John Jackson

Personal information
- Birth name: John Jackson Madden
- Date of birth: 5 September 1885
- Place of birth: Irvine, Scotland
- Position(s): Inside left

Senior career*
- Years: Team / Apps / (Gls)
- 1906–1908: Irvine Victoria
- 1908–1909: Ardeer Thistle
- 1909: Irvine Meadow
- 1909–1913: Clyde / 112 / (17)
- 1913–1919: Leeds City / 54 / (10)
- 1915–1916: → Ayr United (loan) / 19 / (12)
- 1916–1917: → Clyde (loan) / 25 / (4)
- 1917–1918: → Celtic (loan) / 21 / (3)
- 1918: → Celtic (loan) / 6 / (1)
- 1919: → Clydebank (loan) / 11 / (0)
- 1919: Motherwell / 6 / (0)
- 1919–1922: Dundee / 76 / (2)
- 1920: → Stevenston United (loan)
- Total:  / 330 / (49)

International career
- 1912: Scottish League XI / 1 / (0)

= John Jackson (footballer, born 1885) =

Scottish footballer

John Jackson (born 5 September 1885) (Note: Several sources provide his full name as John Bertram Jackson, born in 1893, but research has confirmed this was a different person. He was also four years older than shown in most official records, including his marriage certificate and the 1911 census, although earlier census returns recorded his true age as confirmed in his birth certificate.) was a Scottish footballer who played for clubs including Clyde, Leeds City, Ayr United, Celtic and Dundee, mainly as an inside left although he could also perform at wing half.

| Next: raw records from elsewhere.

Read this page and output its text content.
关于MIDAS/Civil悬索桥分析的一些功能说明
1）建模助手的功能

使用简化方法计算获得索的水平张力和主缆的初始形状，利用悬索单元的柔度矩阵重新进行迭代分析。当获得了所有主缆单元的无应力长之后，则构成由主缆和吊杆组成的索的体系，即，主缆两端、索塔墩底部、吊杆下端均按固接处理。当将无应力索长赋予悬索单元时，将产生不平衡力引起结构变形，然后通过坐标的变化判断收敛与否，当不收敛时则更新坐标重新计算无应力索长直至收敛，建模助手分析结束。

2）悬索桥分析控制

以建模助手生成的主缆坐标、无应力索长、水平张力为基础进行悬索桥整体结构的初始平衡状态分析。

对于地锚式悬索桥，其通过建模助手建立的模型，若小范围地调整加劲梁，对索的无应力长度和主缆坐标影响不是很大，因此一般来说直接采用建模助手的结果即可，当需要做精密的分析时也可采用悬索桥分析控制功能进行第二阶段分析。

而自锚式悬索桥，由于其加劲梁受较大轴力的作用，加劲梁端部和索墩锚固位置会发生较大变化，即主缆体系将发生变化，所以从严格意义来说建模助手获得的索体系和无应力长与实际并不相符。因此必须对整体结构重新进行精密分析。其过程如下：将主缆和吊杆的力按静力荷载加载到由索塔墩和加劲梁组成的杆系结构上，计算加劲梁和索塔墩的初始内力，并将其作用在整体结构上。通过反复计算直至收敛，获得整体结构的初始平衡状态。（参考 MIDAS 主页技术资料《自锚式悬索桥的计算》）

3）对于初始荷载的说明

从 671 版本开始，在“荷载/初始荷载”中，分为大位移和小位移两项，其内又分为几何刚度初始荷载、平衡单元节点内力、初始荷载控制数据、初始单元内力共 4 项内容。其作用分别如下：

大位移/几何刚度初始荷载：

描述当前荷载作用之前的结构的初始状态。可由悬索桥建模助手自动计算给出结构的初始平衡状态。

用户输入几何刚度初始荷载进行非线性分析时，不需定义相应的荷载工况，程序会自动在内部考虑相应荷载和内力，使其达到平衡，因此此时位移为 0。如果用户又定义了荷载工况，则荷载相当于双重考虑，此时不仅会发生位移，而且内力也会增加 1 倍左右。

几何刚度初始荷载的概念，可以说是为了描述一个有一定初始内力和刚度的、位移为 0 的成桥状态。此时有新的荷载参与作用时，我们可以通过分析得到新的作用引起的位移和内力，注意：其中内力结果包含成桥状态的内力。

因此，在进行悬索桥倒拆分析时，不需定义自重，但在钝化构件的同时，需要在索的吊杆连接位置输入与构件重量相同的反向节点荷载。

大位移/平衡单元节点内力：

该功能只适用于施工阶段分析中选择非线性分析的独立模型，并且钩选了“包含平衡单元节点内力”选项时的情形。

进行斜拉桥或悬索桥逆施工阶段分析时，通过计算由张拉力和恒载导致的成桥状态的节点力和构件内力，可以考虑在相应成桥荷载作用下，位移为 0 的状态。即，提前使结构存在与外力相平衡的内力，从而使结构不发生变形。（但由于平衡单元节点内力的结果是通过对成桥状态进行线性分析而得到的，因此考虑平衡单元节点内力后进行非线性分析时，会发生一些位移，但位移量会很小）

In the early part of his career with Clyde, he appeared in the Scottish Cup finals of 1910 and 1912, finishing on the losing side on both occasions.

With the English Football League suspended during World War I, he returned to his native Ayrshire and played for several Scottish clubs on loan from Leeds City, while working in the Nobel Enterprises explosives factory, later serving in the Royal Scots Fusiliers. During one of these wartime spells, he was in the Celtic team which won the 1918 War Fund Shield, and appeared in six Scottish Football League matches as the club won the title, though it is doubtful that he would have been presented with a medal. The previous year he had been granted permission to turn out for Rangers on the same basis, but it appears he never played in a first team game for them, and soon joined Celtic instead.

Jackson played in the annual Home Scots v Anglo-Scots trial match in 1910 and was selected once for the Scottish Football League XI in 1912, but never received a full international cap.